I am interested in the difference in the means of two sets of data. Can I simply compute the correlation of the two sets of data in order to decide whether to use Paired Sample T-Test or Two (Unpaired) Sample T-Test?
Usually you will want determine if the observations are paired or not, based on the theoretical relationship of how the measurements were taken. That is, if two measurements are from the same respondent or experimental unit, you will want to consider them paired.
Paired data may not be correlated in the way you suggest. Consider the follow two sets of observation. These (made up !) data come from paired observations.

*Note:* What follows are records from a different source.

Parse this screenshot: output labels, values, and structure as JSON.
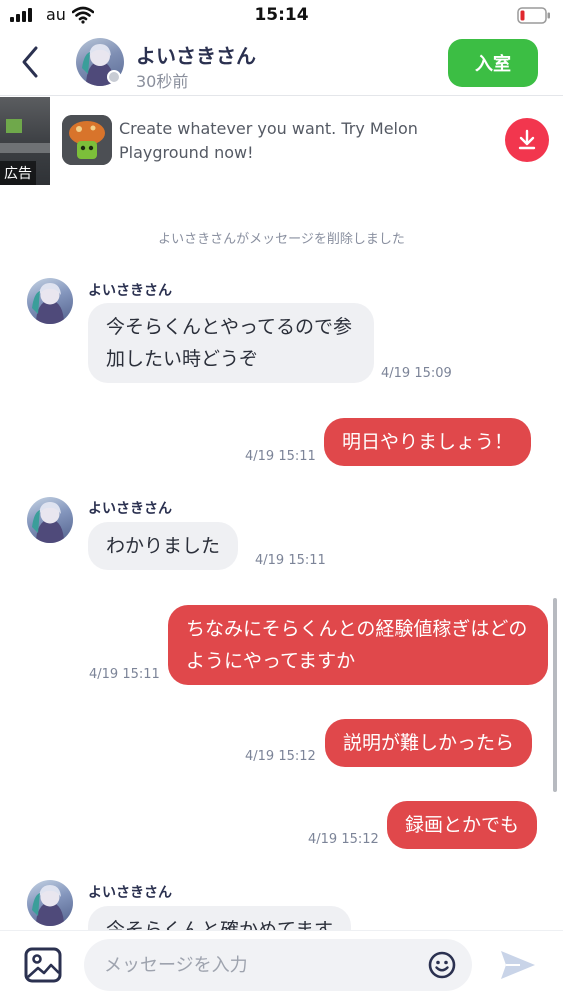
{
  "status_bar": {
    "carrier": "au",
    "time": "15:14"
  },
  "header": {
    "name": "よいさきさん",
    "last_seen": "30秒前",
    "enter_label": "入室"
  },
  "ad": {
    "badge": "広告",
    "text": "Create whatever you want. Try Melon Playground now!"
  },
  "system_message": "よいさきさんがメッセージを削除しました",
  "messages": [
    {
      "from": "other",
      "sender": "よいさきさん",
      "text": "今そらくんとやってるので参加したい時どうぞ",
      "time": "4/19 15:09"
    },
    {
      "from": "me",
      "text": "明日やりましょう！",
      "time": "4/19 15:11"
    },
    {
      "from": "other",
      "sender": "よいさきさん",
      "text": "わかりました",
      "time": "4/19 15:11"
    },
    {
      "from": "me",
      "text": "ちなみにそらくんとの経験値稼ぎはどのようにやってますか",
      "time": "4/19 15:11"
    },
    {
      "from": "me",
      "text": "説明が難しかったら",
      "time": "4/19 15:12"
    },
    {
      "from": "me",
      "text": "録画とかでも",
      "time": "4/19 15:12"
    },
    {
      "from": "other",
      "sender": "よいさきさん",
      "text": "今そらくんと確かめてます"
    }
  ],
  "input": {
    "placeholder": "メッセージを入力"
  },
  "colors": {
    "enter_button": "#3cbe44",
    "outgoing_bubble": "#e0484b",
    "incoming_bubble": "#eff0f3",
    "download_button": "#f2364e"
  }
}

Time1 = c(1, 4, 3, 3, 3, 3, 4, 3, 3, 3)
Time2 = c(4, 5, 4, 5, 4, 5, 3, 4, 3, 4)
You notice that 8 out of 10 observations increase from Time1 to Time2. But they are not correlated.
For theoretical reasons, you would want to consider these values paired. (Even though, in this case, you would get a lower p-value treating them as unpaired observations.)
Being described as paired means the two measurements were done on a single individual. Where that is not true of a set of measurements they are not considered as paired. It is not usually based on the correlation of the pair.
Analyzing the data as paired or unpaired is an issue that depends on the design of how you intend to collect them.
If, before collecting the data, you have clear criteria for defining pairs, then you have paired data and you can analyze them as such, including calculating correlations or paired t-tests. If not, you would have to match them in order to apply these analyses, but it is almost certain that by doing so, you would introduce scientific and even ethical bias into your research. My recommendation is that you go to an advisor who knows the subject.